Armenian composer, conductor and teacher
Born: Tbilisi, 24 May/6 June 1903
Died: Moscow, 1 May 1978.

He is considered by some to be the central figure in 20th-century Armenian culture and, along with Prokofiev and Shostakovich, was a pillar of the Soviet school of composition. He influenced the development of composition not only in Armenia but also in Asia and South America. His name graces the Grand Concert Hall in Yerevan, a string quartet has been named after him and a prize in his name was instituted by the Armenian Ministry of Culture. His house was opened as a museum in 1978 and since 1983 the International Khachaturian Fund in Marseilles has held competitions for pianists and violinists.

Education: He first attended the Gnesin Institute, Moscow, to study the cello with Bïchkov and Borisyak. He attended the Moscow Conservatory for a number of years (1929–34) and later postgraduate work (1934–36).

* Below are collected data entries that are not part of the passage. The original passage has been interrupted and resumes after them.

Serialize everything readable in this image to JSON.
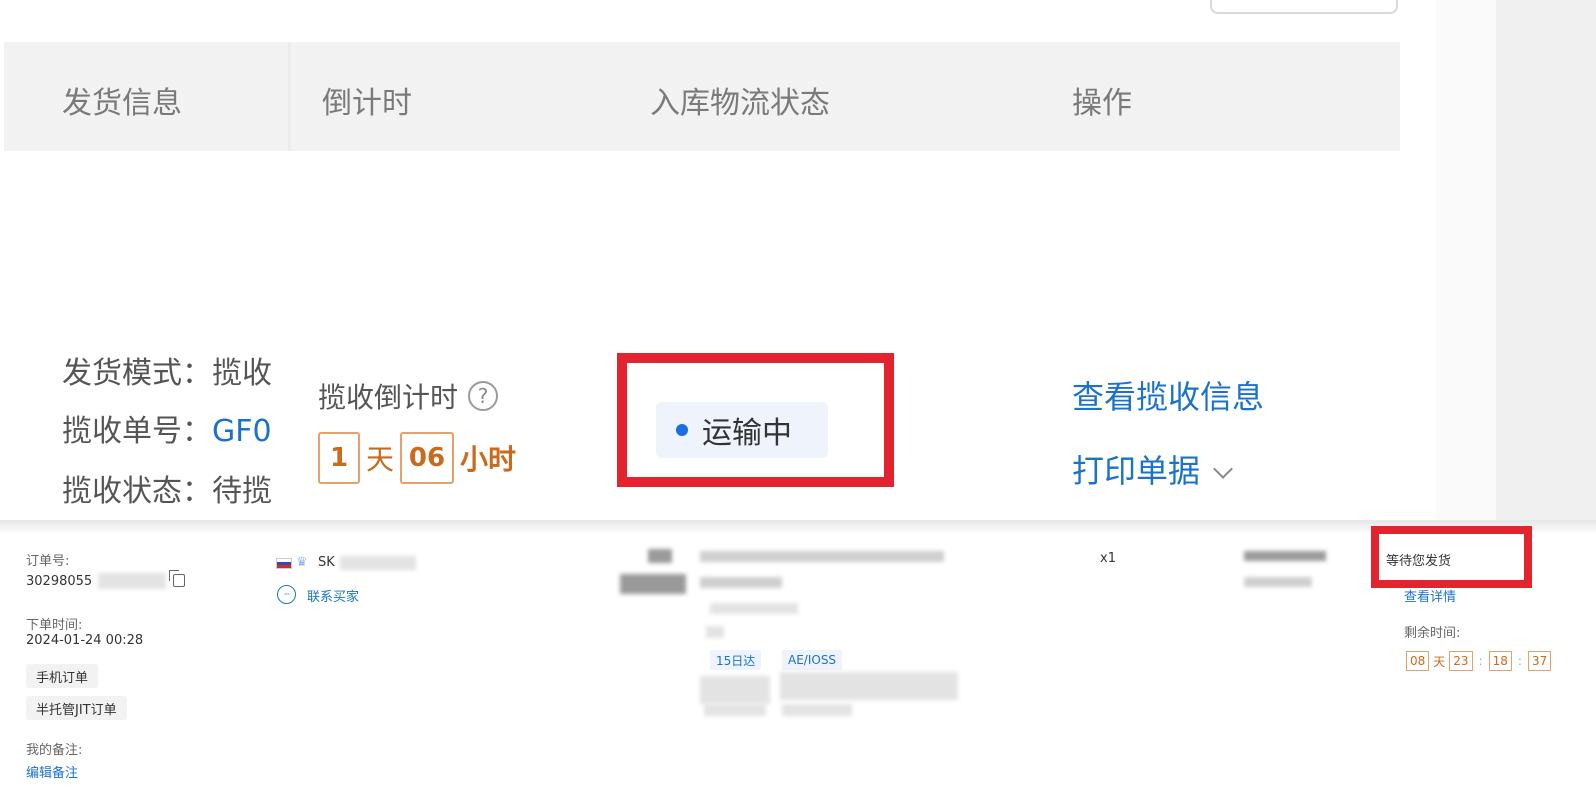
{
  "top_table": {
    "headers": {
      "shipping_info": "发货信息",
      "countdown": "倒计时",
      "inbound_status": "入库物流状态",
      "operation": "操作"
    },
    "shipping_fields": [
      {
        "label": "发货模式：",
        "value": "揽收"
      },
      {
        "label": "揽收单号：",
        "value": "GF0"
      },
      {
        "label": "揽收状态：",
        "value": "待揽"
      }
    ],
    "countdown": {
      "title": "揽收倒计时",
      "help_glyph": "?",
      "days": "1",
      "days_unit": "天",
      "hours": "06",
      "hours_unit": "小时"
    },
    "status": {
      "label": "运输中",
      "dot_color": "#1a6fe0"
    },
    "operations": {
      "view_pickup": "查看揽收信息",
      "print_docs": "打印单据"
    },
    "highlight_color": "#e3232e"
  },
  "order_row": {
    "order_no_label": "订单号:",
    "order_no": "30298055",
    "order_time_label": "下单时间:",
    "order_time": "2024-01-24 00:28",
    "tags": [
      "手机订单",
      "半托管JIT订单"
    ],
    "remark_label": "我的备注:",
    "edit_remark": "编辑备注",
    "buyer_prefix": "SK",
    "contact_buyer": "联系买家",
    "chips": [
      "15日达",
      "AE/IOSS"
    ],
    "quantity": "x1",
    "status_text": "等待您发货",
    "view_details": "查看详情",
    "remaining_label": "剩余时间:",
    "remaining": {
      "days": "08",
      "days_unit": "天",
      "hours": "23",
      "minutes": "18",
      "seconds": "37",
      "separator": ":"
    }
  }
}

Works: 50 works during his student years including: Seven Fugues for piano (1928), Song-Poem for violin and piano (1929), Toccata for piano (1932), Trio for clarinet, violin and piano (1932), Piano Concerto (1936)
Later works: The ballet Gayane, the Second Symphony, the Cello Concerto (1946), the Third Symphony (1947) and the ballet Spartacus (1950–54) which was first performed at the Kirov Theatre in Leningrad in 1956 and in a revised form at the Bolshoy in Moscow in 1968.

Life as a conductor: Khachaturian began conducting in 1950 and made appearances with programs of his own works in over 30 countries. He received official recognition throughout his career, from the Order of Lenin in 1939 to Hero of Socialist Labour in 1973.

Comments: Khachaturian was the first composer to place Armenian music within an international context. By synthesizing the musical achievements of his age with Armenian traditions such as peasant song, urban instrumental folklore, the art of the ashugh, the ornamental style of medieval monody and the purism of national idioms of Komitos, he created a new aesthetic. The various folk trends which impacted on his style were responsible for the development of the principles of improvisation, virtuosity, metrical and rhythmic variation, polythematicism, and use of monologue which dominates the trilogies of instrumental concertos.